I am trying to have all removable USB partitions (or at least those FAT formatted partitions) mounted by default with the options gid=torizon,uid=torizon (or the numerical user value).
So far I have tried:
add the defaults in /etc/udisks2/udisks2.conf and/or /etc/udsiks2/mount_options.conf
create a udev rule to set UDISKS_MOUNT_OPTIONS_DEFAULTS, I could verify that the value gets set, but it seems to be ignored or overwritten since the drives still are mounted as root in media
adding custom entries for /dev/sd* devices in fstab with the uid and gid options, this actually worked, but with the major caveat that it doesn’t work when hotplugging, the names wouldn’t be consistent and I would have to restrict things like number of partitions, if there has to be a partition at all and number of devices because I have to create an entry for every single mount
I’m guessing this has something to do with udisksctl telling me that mount option uid is not allowed but I don’t really know what else to try. So my question: Is this just not possible on TorizonCore 5.4.0 or am I missing something?

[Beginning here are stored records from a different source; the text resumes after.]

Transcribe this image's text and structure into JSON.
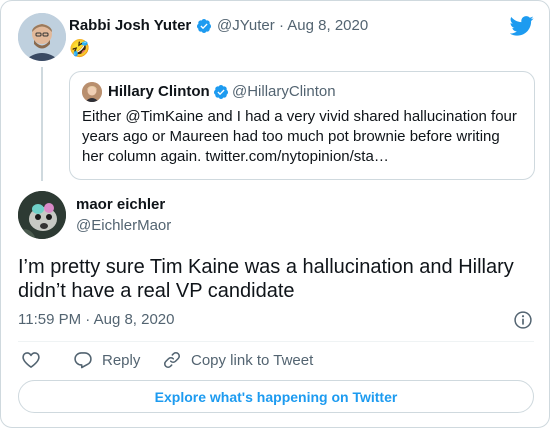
{
  "colors": {
    "accent": "#1d9bf0",
    "text": "#0f1419",
    "muted": "#536471",
    "border": "#cfd9de"
  },
  "parent_tweet": {
    "author_name": "Rabbi Josh Yuter",
    "handle": "@JYuter",
    "separator": "·",
    "date": "Aug 8, 2020",
    "verified": true,
    "text": "🤣"
  },
  "quoted_tweet": {
    "author_name": "Hillary Clinton",
    "handle": "@HillaryClinton",
    "verified": true,
    "text": "Either @TimKaine and I had a very vivid shared hallucination four years ago or Maureen had too much pot brownie before writing her column again. twitter.com/nytopinion/sta…"
  },
  "main_tweet": {
    "author_name": "maor eichler",
    "handle": "@EichlerMaor",
    "text": "I’m pretty sure Tim Kaine was a hallucination and Hillary didn’t have a real VP candidate",
    "timestamp": "11:59 PM · Aug 8, 2020"
  },
  "actions": {
    "reply_label": "Reply",
    "copy_label": "Copy link to Tweet"
  },
  "explore_button": {
    "label": "Explore what's happening on Twitter"
  },
  "icons": [
    "twitter-bird-icon",
    "verified-badge-icon",
    "heart-icon",
    "reply-icon",
    "link-icon",
    "info-icon"
  ]
}
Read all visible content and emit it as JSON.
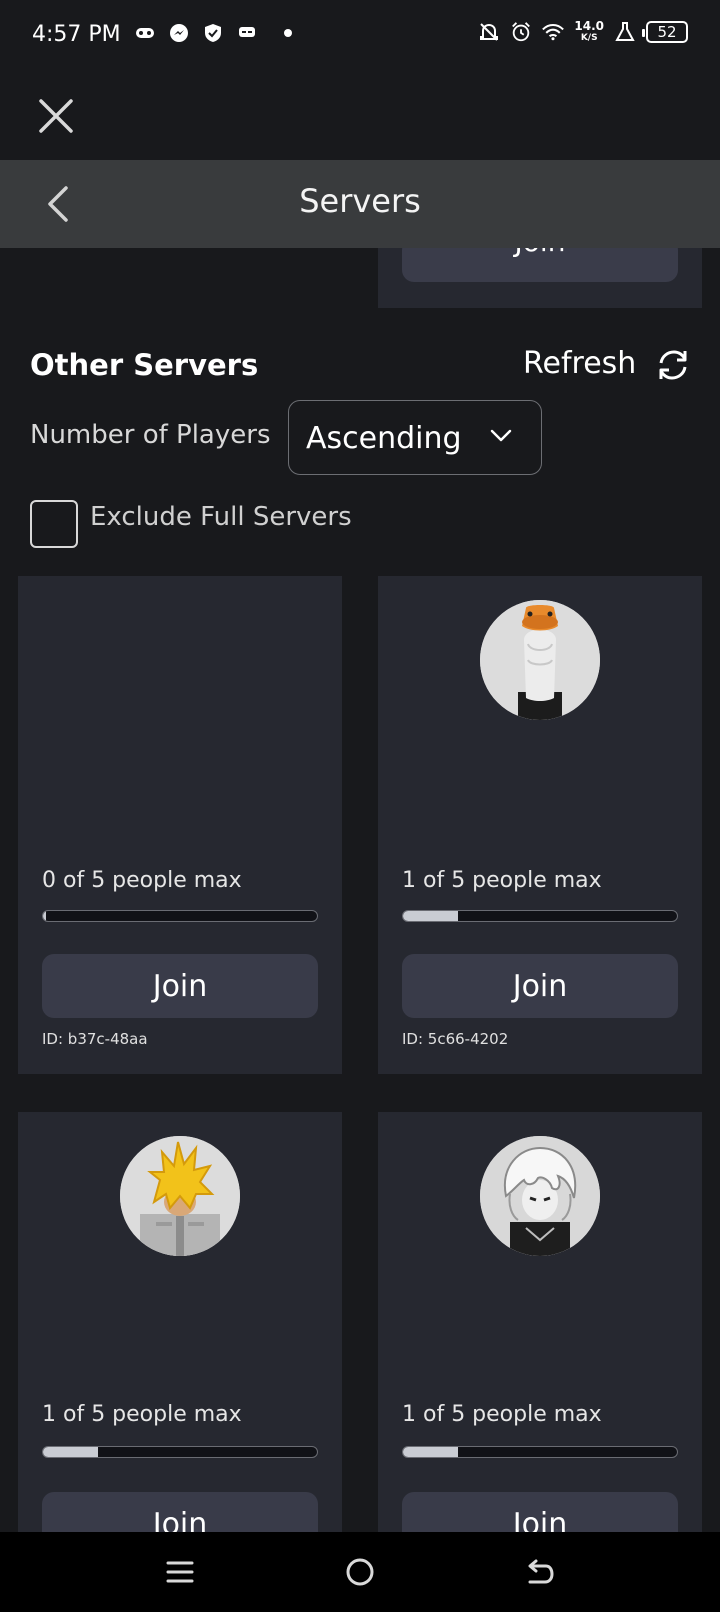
{
  "status_bar": {
    "time": "4:57 PM",
    "left_icons": [
      "game-controller-icon",
      "messenger-icon",
      "shield-icon",
      "chat-icon"
    ],
    "net_speed": "14.0",
    "net_speed_unit": "K/S",
    "battery": "52"
  },
  "header": {
    "title": "Servers"
  },
  "previous_card": {
    "join_label": "Join"
  },
  "section": {
    "title": "Other Servers",
    "refresh_label": "Refresh"
  },
  "sort": {
    "label": "Number of Players",
    "selected": "Ascending"
  },
  "filter": {
    "exclude_full_label": "Exclude Full Servers",
    "checked": false
  },
  "servers": [
    {
      "players_text": "0 of 5 people max",
      "fill": 0.01,
      "join_label": "Join",
      "id": "ID: b37c-48aa",
      "avatar": "none"
    },
    {
      "players_text": "1 of 5 people max",
      "fill": 0.2,
      "join_label": "Join",
      "id": "ID: 5c66-4202",
      "avatar": "goose-avatar"
    },
    {
      "players_text": "1 of 5 people max",
      "fill": 0.2,
      "join_label": "Join",
      "avatar": "spiky-hair-avatar"
    },
    {
      "players_text": "1 of 5 people max",
      "fill": 0.2,
      "join_label": "Join",
      "avatar": "white-hair-avatar"
    }
  ],
  "colors": {
    "background": "#18191c",
    "card": "#262830",
    "header": "#393b3d",
    "button": "#393b49"
  }
}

Just to make sure I understand your use-case, is the idea that any kind of FAT-formatted USB can be plugged and removed from your system at any time, and no matter the USB it must be mounted with permissions for the torizon user?
If that is the case this can be tricky with FAT formatted filesystems.
For context we have a systemd service usermount.service that auto mounts devices to /media. This service uses udisk2 to facilitate the mounting process. However, as you have noticed it doesn’t handle FAT very well due to the lack of unix permissions in this filesystem so it just defaults to root permissions.
As you can see it uses the line udisksctl mount -b $dev 2>/dev/null || true to finally mount the device. I tried instead replacing this command with the mount command directly, something like this mount -o nofail,uid=1000,gid=1000,umask=007 $dev /var/rootdirs/media 2>/dev/null || true, and this seems to work though I haven’t rigorously tested this.
You could probably make a similar script that loops and start it using another systemd service. You’ll probably need to disable our usermount.service to prevent conflicts. This is just a quick idea I had so there may be something I’m missing.
Yes that was the idea. I have an application running as the torizon user that would export some data to connected USB drives and would rather not have it run as root.
Thank you for that idea. Apparently setting umask does work with userdisksctl and FAT, so I might still be able to use that and just give write access to the torizon user.
Hi @josep.tx,
Yes you can consider it solved. Thank you for asking.
The solution I used, in case someone has a similar problem, was to write a udev rule matching an “add” action on the usb bus for partitions that after some delay (enough for the automount to finish mounting) remounts the partition with umask=000. This may fail if the automount takes to long and it’s not elegant but it is simple to implement and at least for now works in my use case.